Это было неслыханной удачей: за три года жизни с Владиславом мы не ездили никуда, и я даже не представляла, что у него может быть палатка; видеть его иначе, чем в академическом пиджаке или обнаженным, казалось невозможным. Но и в старом спортивном костюме он выглядел как денди. И это сочетание гордого лица и посекшегося искусственного шелка на рукавах всю дорогу отчаянно возбуждало меня, заставляя то так, то этак касаться его узких бедер до тех пор, пока на последнем переезде он до боли не вывернул мне пальцы.

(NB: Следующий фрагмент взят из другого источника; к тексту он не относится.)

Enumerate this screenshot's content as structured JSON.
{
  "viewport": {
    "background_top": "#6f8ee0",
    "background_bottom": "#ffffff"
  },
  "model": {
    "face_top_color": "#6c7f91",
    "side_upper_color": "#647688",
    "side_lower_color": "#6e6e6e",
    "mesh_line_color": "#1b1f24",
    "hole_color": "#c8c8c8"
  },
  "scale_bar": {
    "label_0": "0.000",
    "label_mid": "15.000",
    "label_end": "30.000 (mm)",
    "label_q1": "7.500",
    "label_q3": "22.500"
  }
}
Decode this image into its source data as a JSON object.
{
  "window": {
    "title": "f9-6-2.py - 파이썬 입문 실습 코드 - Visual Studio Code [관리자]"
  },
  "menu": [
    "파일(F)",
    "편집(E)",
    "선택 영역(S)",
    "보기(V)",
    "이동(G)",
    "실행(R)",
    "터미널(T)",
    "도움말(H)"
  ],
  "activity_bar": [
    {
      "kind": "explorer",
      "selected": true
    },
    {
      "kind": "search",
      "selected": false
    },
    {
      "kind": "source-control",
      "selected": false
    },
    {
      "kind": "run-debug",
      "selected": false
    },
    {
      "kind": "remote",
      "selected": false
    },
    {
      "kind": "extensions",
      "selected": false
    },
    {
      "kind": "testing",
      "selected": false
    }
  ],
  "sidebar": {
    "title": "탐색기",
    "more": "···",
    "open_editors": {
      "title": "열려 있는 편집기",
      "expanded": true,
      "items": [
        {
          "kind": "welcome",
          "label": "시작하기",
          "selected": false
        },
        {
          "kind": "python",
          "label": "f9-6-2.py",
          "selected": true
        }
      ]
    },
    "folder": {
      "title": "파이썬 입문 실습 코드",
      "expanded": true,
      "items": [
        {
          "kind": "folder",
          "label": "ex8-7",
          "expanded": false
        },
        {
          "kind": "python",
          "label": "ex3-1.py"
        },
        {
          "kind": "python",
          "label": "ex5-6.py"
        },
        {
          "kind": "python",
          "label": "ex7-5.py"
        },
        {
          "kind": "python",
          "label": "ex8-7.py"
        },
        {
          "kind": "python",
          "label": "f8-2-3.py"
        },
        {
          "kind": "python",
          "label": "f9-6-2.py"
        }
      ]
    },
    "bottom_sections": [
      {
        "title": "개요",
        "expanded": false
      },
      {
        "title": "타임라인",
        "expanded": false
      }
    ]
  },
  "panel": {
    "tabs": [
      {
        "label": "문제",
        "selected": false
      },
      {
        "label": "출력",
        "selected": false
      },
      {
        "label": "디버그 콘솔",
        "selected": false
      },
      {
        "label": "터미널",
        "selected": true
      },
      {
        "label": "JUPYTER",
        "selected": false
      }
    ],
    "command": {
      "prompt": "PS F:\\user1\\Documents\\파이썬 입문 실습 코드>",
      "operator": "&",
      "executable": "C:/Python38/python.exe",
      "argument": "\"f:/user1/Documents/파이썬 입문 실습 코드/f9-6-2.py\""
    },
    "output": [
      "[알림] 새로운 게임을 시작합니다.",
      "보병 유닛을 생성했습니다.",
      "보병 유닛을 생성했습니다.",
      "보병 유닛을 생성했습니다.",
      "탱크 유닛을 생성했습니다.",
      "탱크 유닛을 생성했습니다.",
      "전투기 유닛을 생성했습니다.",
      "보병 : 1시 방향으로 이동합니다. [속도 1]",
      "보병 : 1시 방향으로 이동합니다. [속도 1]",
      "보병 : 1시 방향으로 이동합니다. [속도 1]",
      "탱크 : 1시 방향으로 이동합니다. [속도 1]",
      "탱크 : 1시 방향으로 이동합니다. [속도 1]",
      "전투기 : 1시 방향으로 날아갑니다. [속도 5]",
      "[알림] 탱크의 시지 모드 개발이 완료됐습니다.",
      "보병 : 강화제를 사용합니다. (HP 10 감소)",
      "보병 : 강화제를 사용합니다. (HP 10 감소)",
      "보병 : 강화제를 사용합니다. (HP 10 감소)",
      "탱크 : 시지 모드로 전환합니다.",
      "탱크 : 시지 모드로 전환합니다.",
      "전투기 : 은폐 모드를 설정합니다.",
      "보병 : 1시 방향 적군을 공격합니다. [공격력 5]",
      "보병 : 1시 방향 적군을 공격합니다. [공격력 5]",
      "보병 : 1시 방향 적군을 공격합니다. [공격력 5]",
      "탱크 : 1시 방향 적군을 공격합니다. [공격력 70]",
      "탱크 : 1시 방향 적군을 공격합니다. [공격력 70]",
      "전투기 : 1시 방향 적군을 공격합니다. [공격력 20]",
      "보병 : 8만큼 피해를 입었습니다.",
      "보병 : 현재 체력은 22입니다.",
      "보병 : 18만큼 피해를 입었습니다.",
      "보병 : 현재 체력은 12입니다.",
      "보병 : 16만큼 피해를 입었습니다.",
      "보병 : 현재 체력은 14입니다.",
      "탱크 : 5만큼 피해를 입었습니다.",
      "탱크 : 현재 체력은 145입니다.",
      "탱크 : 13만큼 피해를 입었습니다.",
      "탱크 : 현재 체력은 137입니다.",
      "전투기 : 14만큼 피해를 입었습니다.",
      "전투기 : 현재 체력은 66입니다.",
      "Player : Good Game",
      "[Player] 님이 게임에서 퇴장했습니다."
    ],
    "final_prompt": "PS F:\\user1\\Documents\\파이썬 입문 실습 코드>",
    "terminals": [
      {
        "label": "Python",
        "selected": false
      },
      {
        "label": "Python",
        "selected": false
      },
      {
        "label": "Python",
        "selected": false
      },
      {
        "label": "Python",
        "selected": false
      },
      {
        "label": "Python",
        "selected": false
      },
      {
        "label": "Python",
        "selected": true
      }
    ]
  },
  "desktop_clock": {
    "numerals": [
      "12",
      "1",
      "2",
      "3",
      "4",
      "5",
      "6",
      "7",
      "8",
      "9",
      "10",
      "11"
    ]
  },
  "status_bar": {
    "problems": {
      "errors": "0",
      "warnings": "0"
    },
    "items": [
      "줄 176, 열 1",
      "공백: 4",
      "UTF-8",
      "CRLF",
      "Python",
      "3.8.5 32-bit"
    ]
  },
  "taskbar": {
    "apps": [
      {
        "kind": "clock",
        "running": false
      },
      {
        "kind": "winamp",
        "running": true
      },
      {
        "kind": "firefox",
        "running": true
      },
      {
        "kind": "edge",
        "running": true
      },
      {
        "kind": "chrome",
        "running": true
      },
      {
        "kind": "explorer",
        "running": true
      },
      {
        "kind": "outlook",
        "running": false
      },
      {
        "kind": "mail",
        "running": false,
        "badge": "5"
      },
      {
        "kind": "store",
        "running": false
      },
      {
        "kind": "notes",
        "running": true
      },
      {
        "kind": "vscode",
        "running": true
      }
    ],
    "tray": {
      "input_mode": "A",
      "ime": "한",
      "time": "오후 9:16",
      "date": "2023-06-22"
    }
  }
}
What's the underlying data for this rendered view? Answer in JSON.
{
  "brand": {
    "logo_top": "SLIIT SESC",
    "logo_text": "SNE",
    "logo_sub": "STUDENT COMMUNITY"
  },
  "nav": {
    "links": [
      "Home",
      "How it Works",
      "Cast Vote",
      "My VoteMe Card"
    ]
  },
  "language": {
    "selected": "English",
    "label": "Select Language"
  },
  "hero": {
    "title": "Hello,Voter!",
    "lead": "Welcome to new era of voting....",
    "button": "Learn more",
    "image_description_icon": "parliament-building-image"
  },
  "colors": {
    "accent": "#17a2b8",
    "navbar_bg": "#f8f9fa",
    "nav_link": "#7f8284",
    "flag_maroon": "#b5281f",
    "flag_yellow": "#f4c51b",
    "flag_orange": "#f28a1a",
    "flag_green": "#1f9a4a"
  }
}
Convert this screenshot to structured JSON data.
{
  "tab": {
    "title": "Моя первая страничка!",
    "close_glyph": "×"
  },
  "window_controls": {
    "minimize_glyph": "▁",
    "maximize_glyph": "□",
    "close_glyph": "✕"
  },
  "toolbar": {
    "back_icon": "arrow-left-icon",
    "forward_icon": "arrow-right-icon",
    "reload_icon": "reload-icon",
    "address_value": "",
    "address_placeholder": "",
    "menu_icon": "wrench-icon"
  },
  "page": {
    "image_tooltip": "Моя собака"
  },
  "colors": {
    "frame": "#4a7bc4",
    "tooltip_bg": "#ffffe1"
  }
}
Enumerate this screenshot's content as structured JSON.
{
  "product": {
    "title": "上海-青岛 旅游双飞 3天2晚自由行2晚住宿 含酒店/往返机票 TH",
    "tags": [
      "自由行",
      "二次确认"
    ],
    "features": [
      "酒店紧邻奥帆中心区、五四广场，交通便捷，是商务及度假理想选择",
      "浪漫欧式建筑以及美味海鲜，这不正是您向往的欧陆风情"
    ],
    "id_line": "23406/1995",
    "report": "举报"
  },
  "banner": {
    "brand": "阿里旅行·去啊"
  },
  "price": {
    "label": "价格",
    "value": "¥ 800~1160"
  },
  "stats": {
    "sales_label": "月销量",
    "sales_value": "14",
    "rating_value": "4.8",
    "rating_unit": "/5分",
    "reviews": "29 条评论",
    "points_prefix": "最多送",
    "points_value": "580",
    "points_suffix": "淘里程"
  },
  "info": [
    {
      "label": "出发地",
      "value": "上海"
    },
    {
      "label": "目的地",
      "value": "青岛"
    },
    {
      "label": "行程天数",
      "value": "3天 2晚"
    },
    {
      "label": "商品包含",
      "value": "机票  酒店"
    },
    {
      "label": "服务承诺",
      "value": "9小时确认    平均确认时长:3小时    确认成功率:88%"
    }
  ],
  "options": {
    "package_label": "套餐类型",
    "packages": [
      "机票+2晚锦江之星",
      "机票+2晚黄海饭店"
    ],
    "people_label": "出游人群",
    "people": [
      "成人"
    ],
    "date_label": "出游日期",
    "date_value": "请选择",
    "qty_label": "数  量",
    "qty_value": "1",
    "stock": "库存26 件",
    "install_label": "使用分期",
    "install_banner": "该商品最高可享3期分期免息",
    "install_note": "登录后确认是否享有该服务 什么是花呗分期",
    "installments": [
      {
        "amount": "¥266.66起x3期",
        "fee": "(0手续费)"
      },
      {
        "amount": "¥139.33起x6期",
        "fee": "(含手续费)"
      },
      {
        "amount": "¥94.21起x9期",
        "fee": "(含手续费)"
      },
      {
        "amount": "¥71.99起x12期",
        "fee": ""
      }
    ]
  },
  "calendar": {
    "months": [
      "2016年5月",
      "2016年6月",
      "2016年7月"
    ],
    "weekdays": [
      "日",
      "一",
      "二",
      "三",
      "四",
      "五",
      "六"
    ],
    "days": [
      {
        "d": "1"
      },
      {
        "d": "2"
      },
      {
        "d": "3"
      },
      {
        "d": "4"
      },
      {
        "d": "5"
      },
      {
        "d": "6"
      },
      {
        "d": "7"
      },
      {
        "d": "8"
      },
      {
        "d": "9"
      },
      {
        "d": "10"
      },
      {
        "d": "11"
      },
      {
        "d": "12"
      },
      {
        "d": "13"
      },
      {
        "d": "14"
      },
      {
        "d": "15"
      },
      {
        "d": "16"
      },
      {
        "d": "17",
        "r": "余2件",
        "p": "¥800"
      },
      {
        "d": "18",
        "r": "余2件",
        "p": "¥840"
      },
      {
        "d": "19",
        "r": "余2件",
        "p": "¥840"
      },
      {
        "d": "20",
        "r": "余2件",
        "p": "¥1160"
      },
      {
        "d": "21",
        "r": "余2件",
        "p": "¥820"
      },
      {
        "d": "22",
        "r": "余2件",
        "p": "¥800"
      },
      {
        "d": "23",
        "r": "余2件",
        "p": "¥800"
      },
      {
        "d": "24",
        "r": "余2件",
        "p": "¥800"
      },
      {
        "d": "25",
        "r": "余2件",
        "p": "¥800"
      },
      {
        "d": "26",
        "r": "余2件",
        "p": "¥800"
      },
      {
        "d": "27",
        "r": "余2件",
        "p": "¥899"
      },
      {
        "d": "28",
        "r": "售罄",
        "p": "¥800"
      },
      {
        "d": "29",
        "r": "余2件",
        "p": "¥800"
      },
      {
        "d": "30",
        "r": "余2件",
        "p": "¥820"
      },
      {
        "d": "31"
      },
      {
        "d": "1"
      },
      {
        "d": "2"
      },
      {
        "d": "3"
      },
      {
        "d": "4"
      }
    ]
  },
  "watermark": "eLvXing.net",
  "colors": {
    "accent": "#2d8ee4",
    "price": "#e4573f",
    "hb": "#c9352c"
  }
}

— Разве ты не понимаешь, с чем играешь?!
Я не понимала, но остановилась. Будучи младше Владислава на десять лет, я всегда предполагала за его словами какие-то тайные, недоступные мне смыслы, которые могли быть понятны только людям его поколения, а главное — того круга, что навсегда остался для меня загадкой, круга театрально-университетских юношей конца шестидесятых с их удивительным переплетением веры и цинизма. И я боялась этих смыслов.
Мы разбили палатку на заболоченном берегу Сороти как раз напротив тригорского парка. Обезумевший от свободы и запахов Амур то исчезал, то появлялся, несколько растерянный, но преисполненный сознанием каких-то своих побед. Однако вскоре его набеги стали короче, а растерянность очевидней. Над нами повисла раскаленная багровая луна, и пес все ближе придвигался ко мне, опасливо и недоуменно поглядывая на небо. Желая ободрить его, я сделала несколько шагов к берегу и остолбенела: снизу неуловимо и неумолимо наползал туман. Он шел, как печенежское войско, неслышно окружая нас непроницаемой слепой стеной, неотвратимо стягиваясь тугой петлей. Тогда в испуге, уже сама цепляясь за поднявшийся загривок собаки, я оглянулась — но и сзади не было спасения от молочно-сизых клочьев, таившихся за каждым стволом, за каждым кустом…
— Иди сюда, — севшим голосом позвала я, и Владислав вышел из палатки в какой-то немыслимо длинной белой рубахе, доходившей почти до его прекрасно вылепленных коленей.
Он приближался к нам медленно и беззвучно, словно греческий бог, решивший осчастливить простых смертных. Он шел, и туман тут же закрывал пространство позади него так, что высокая фигура казалась порождением самих этих холодных сгустков. Мы остались в крошечном кругу, и я, чувствуя, как мою спину и голые ноги уже лижут скользкие языки, вдруг от ужаса вытянула вперед руки, пытаясь защититься от того, что должно было сейчас произойти. Но тут не выдержал Амур: вжавшись в землю, как в последнюю оставшуюся реальность, он запрокинул голову и завыл хриплым срывающимся басом. Потом на несколько секунд стало тихо, и в этой призрачной тишине я с каким-то облегчением услышала, как издалека, с той стороны реки, раздалось другое, не испуганное, но печальное и нежное подвывание, будто кто-то невидимый пел первобытную колыбельную. «Аа-а, аа-а!» — раскачивалось в ушах и в сердце. Страх исчез, и, войдя в замкнувшееся кольцо рук, я еще успела счастливо прошептать в падающее на меня небо: «Это Донго».